Bien plus qu’un ouvrage, il s’agit d’un portrait intime de la ville de Casablanca, tout au long de ces 280 pages, « Éloge de la folie » reconstitue le puzzle d’une ville imaginaire et concrète, à travers la perspective de multiples personnages, fictifs et réels, des vies underground, des anges déchus, des marginaux, des immigrants, ou même un extraterrestre visitant la ville depuis l’espace lointain, Halifi donne vie à une Casablanca fantastique, plein de folie et de chaos. Il a utilisé la fantaisie, le surréalisme et l’ironie pour aborder des sujets bien réels comme l’aliénation, la sexualité et la mort. 

Sélectionné parmi 200 œuvres littéraires, « Éloge de la folie » est le premier ouvrage marocain à remporter ce prix. Il rompt avec les formes et thèmes littéraires traditionnels, dans une tentative de présenter une nouvelle vision du roman arabe contemporain.
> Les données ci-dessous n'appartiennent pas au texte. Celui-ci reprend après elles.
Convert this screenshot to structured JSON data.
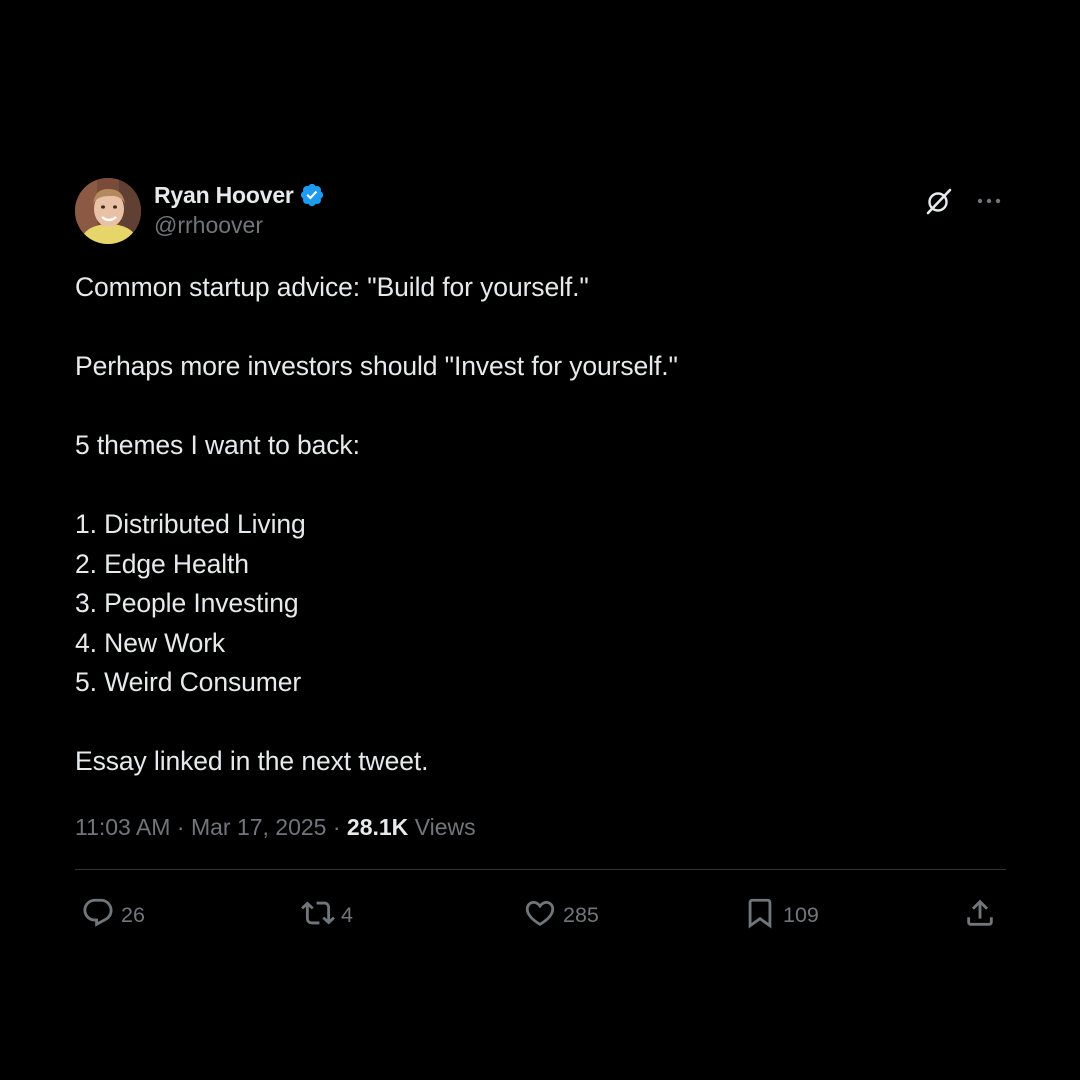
{
  "author": {
    "display_name": "Ryan Hoover",
    "handle": "@rrhoover",
    "verified": true,
    "verified_color": "#1d9bf0"
  },
  "icons": {
    "avatar": "avatar",
    "verified": "verified-badge-icon",
    "grok": "grok-icon",
    "more": "more-options-icon",
    "reply": "reply-icon",
    "retweet": "retweet-icon",
    "like": "heart-icon",
    "bookmark": "bookmark-icon",
    "share": "share-icon"
  },
  "body": {
    "line1": "Common startup advice: \"Build for yourself.\"",
    "line2": "Perhaps more investors should \"Invest for yourself.\"",
    "line3": "5 themes I want to back:",
    "list": [
      "1. Distributed Living",
      "2. Edge Health",
      "3. People Investing",
      "4. New Work",
      "5. Weird Consumer"
    ],
    "line4": "Essay linked in the next tweet."
  },
  "meta": {
    "time": "11:03 AM",
    "separator": "·",
    "date": "Mar 17, 2025",
    "views_count": "28.1K",
    "views_label": "Views"
  },
  "actions": {
    "replies": "26",
    "retweets": "4",
    "likes": "285",
    "bookmarks": "109"
  },
  "colors": {
    "background": "#000000",
    "text": "#e7e9ea",
    "muted": "#71767b",
    "divider": "#2f3336",
    "accent": "#1d9bf0"
  }
}
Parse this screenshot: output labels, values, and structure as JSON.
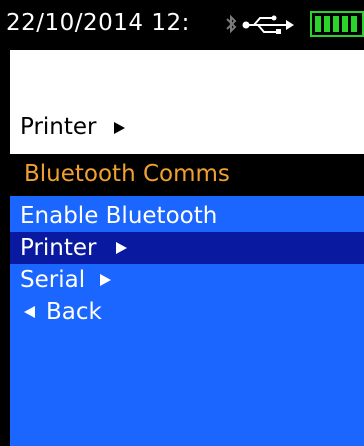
{
  "statusbar": {
    "datetime": "22/10/2014  12:",
    "icons": [
      "bluetooth-icon",
      "usb-icon",
      "battery-icon"
    ],
    "battery_color": "#2bd42b"
  },
  "breadcrumb": {
    "parent_label": "Printer"
  },
  "menu": {
    "title": "Bluetooth Comms",
    "title_color": "#f0a030",
    "panel_color": "#1a66ff",
    "selected_color": "#0a1aa0",
    "items": [
      {
        "label": "Enable Bluetooth",
        "icon": "",
        "selected": false
      },
      {
        "label": "Printer",
        "icon": "arrow-right-icon",
        "selected": true
      },
      {
        "label": "Serial",
        "icon": "arrow-right-icon",
        "selected": false
      },
      {
        "label": "Back",
        "icon": "arrow-left-icon",
        "selected": false
      }
    ]
  }
}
D’après l’écrivain irakien Falah Rahim, président du jury de cette édition, le livre « présente Casablanca et ses citoyens avec un style très épuré, et une mécanique narrative extrêmement pensée, avide d’innovation et d’ouverture aux horizons de la modernité et de l’expérimentation des techniques de narration ».
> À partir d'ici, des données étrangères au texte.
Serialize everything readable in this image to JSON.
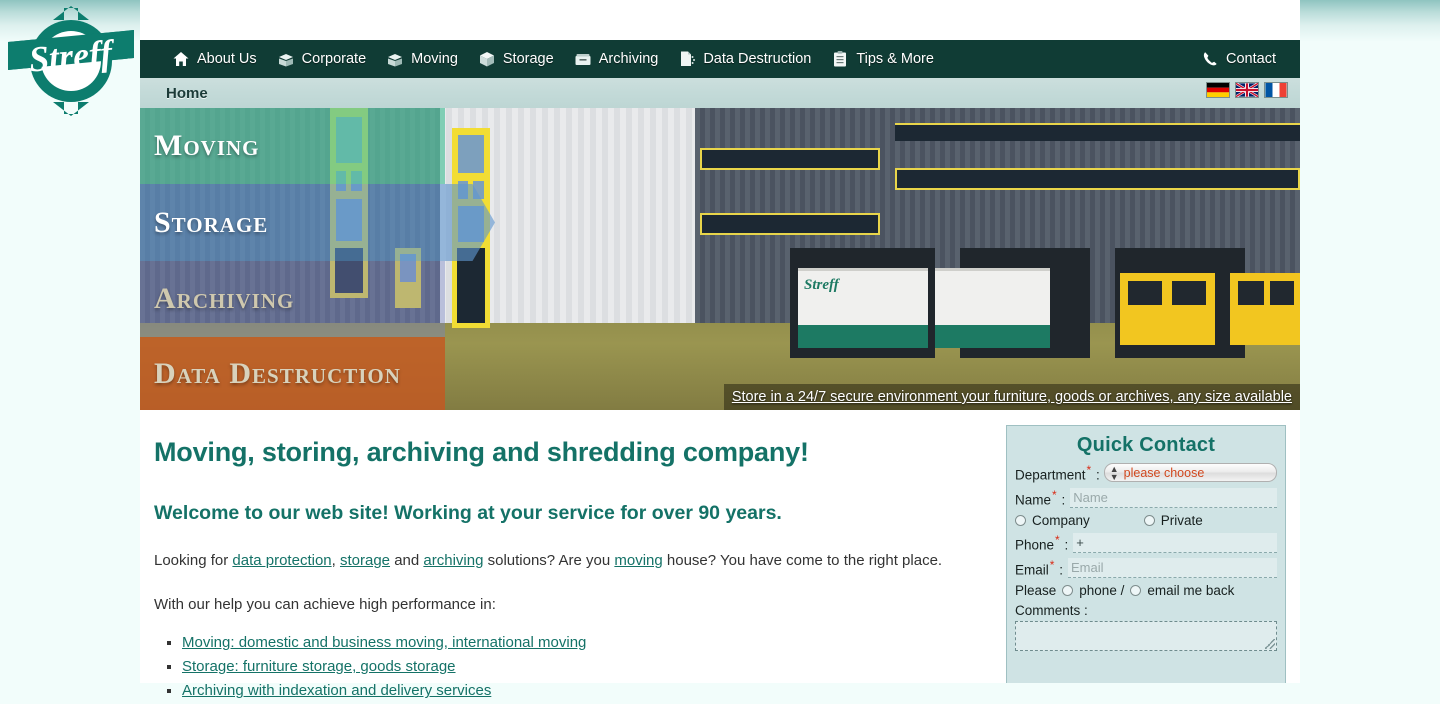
{
  "brand": {
    "name": "Streff",
    "logo_icon": "streff-compass-logo",
    "accent_color": "#147267",
    "nav_bg": "#103c35"
  },
  "nav": {
    "items": [
      {
        "label": "About Us",
        "icon": "home-icon"
      },
      {
        "label": "Corporate",
        "icon": "open-box-icon"
      },
      {
        "label": "Moving",
        "icon": "open-box-icon"
      },
      {
        "label": "Storage",
        "icon": "closed-box-icon"
      },
      {
        "label": "Archiving",
        "icon": "archive-box-icon"
      },
      {
        "label": "Data Destruction",
        "icon": "shredded-document-icon"
      },
      {
        "label": "Tips & More",
        "icon": "clipboard-icon"
      }
    ],
    "contact": {
      "label": "Contact",
      "icon": "phone-icon"
    }
  },
  "breadcrumb": {
    "label": "Home"
  },
  "languages": [
    {
      "name": "German",
      "code": "de"
    },
    {
      "name": "English",
      "code": "en"
    },
    {
      "name": "French",
      "code": "fr"
    }
  ],
  "hero": {
    "strips": [
      {
        "label": "Moving",
        "color": "#58c4a0"
      },
      {
        "label": "Storage",
        "color": "#6096cf"
      },
      {
        "label": "Archiving",
        "color": "#7682c4"
      },
      {
        "label": "Data Destruction",
        "color": "#c45821"
      }
    ],
    "caption": "Store in a 24/7 secure environment your furniture, goods or archives, any size available",
    "truck_label": "Streff"
  },
  "main": {
    "heading": "Moving, storing, archiving and shredding company!",
    "subheading": "Welcome to our web site! Working at your service for over 90 years.",
    "intro": {
      "part1": "Looking for ",
      "link1": "data protection",
      "part2": ", ",
      "link2": "storage",
      "part3": " and ",
      "link3": "archiving",
      "part4": " solutions? Are you ",
      "link4": "moving",
      "part5": " house? You have come to the right place."
    },
    "lead_in": "With our help you can achieve high performance in:",
    "bullets": [
      "Moving: domestic and business moving, international moving",
      "Storage: furniture storage, goods storage",
      "Archiving with indexation and delivery services"
    ]
  },
  "quick_contact": {
    "title": "Quick Contact",
    "department_label": "Department",
    "department_value": "please choose",
    "name_label": "Name",
    "name_placeholder": "Name",
    "name_value": "",
    "company_label": "Company",
    "private_label": "Private",
    "phone_label": "Phone",
    "phone_value": "+",
    "email_label": "Email",
    "email_placeholder": "Email",
    "email_value": "",
    "please_label": "Please",
    "phone_back_label": "phone /",
    "email_back_label": "email me back",
    "comments_label": "Comments :",
    "comments_value": "",
    "required_mark": "*",
    "colon": ":"
  }
}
Le livre « était également caractérisé par le paradoxe, le suspense, l’intertextualité, les inspirations historiques et mythologiques. Tout cela est en fait savamment orchestré et travaillé sans qu’il s’éloigne de son contexte Casablancais, une société des individus perdus dans un monde incertain plein de contradictions », s’est-il félicité.

« Éloge de la folie » a été publié aux éditions Al Rafidain & Daraj au Liban, il est actuellement disponible dans le monde entier, et également en ligne sur la plateforme Abjjad, et sera disponible dans d’autres langues à l’avenir.
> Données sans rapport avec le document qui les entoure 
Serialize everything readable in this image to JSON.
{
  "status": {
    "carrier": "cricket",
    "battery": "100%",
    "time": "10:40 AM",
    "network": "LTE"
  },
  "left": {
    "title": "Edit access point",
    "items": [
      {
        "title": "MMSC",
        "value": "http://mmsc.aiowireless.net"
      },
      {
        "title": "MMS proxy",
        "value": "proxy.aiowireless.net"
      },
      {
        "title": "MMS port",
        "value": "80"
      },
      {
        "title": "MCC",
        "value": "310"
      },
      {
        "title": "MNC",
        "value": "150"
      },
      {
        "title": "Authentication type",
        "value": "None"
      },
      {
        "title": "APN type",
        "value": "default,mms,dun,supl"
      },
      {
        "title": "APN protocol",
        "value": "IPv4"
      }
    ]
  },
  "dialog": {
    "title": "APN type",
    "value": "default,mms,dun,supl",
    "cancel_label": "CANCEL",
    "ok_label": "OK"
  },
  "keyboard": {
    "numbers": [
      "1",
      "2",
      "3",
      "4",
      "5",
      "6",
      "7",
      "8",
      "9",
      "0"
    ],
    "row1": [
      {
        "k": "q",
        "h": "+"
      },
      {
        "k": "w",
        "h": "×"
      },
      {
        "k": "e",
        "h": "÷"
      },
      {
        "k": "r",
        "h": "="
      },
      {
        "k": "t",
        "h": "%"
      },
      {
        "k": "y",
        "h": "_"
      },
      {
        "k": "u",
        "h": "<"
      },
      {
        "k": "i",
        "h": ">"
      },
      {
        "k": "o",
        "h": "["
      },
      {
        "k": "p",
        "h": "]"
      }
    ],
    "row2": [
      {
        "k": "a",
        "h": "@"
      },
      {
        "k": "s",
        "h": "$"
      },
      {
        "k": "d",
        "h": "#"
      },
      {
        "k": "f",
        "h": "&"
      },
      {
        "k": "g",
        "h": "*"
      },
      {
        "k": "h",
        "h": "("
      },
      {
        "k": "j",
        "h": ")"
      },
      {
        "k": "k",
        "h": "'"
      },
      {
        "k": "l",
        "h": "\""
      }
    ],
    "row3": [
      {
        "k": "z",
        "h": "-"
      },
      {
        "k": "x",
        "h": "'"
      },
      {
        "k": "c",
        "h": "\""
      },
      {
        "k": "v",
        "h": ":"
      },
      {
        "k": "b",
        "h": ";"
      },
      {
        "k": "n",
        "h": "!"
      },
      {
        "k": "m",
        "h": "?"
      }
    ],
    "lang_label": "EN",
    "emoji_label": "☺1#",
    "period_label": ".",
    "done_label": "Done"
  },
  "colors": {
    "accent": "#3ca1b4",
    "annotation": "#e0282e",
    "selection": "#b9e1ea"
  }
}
Pour une immersion dans l’univers de cet ouvrage, nous avons posé quelques questions à Alaa Halifi, architecte romancier :

Alaa Halifi : Architecte – Romancier

Photo portrait Alaa Halifi

Né en 1998 à Casablanca, Alaa Halifi est un architecte et romancier, il a publié plusieurs articles dans des médias marocains et internationaux : en plus du premier prix du livre « Al-Rafidain », il a reçu le premier prix au concours international d’architecture de Pittsburgh en Pennsylvanie, États-Unis en 2020.

« Casablanca est un Maroc à petite échelle où toutes ses diversités, contradictions et disparités m’inspirent »

Alaa Halifi

A+E // Que raconte votre livre ?

Alaa Halifi : « Le livre a été rêvé et pensé comme une sorte de ville sur papier : des espaces, des évènements/situations, et surtout des personnages… « Éloge de la folie » n’as pas un « héros » au sens classique du terme. Il relate la vie de multiples protagonistes sur fond de paysages urbains casablancais, fictifs et réels. Du bas-fond de la ville, des anges déchus, des immigrants, ou même un Alien visitant la ville depuis l’espace lointain, et d’autres histoires emboitées les unes dans les autres, comme une sorte de puzzle, que le lecteur reconstruit pour avoir, au final, une image globale et complète.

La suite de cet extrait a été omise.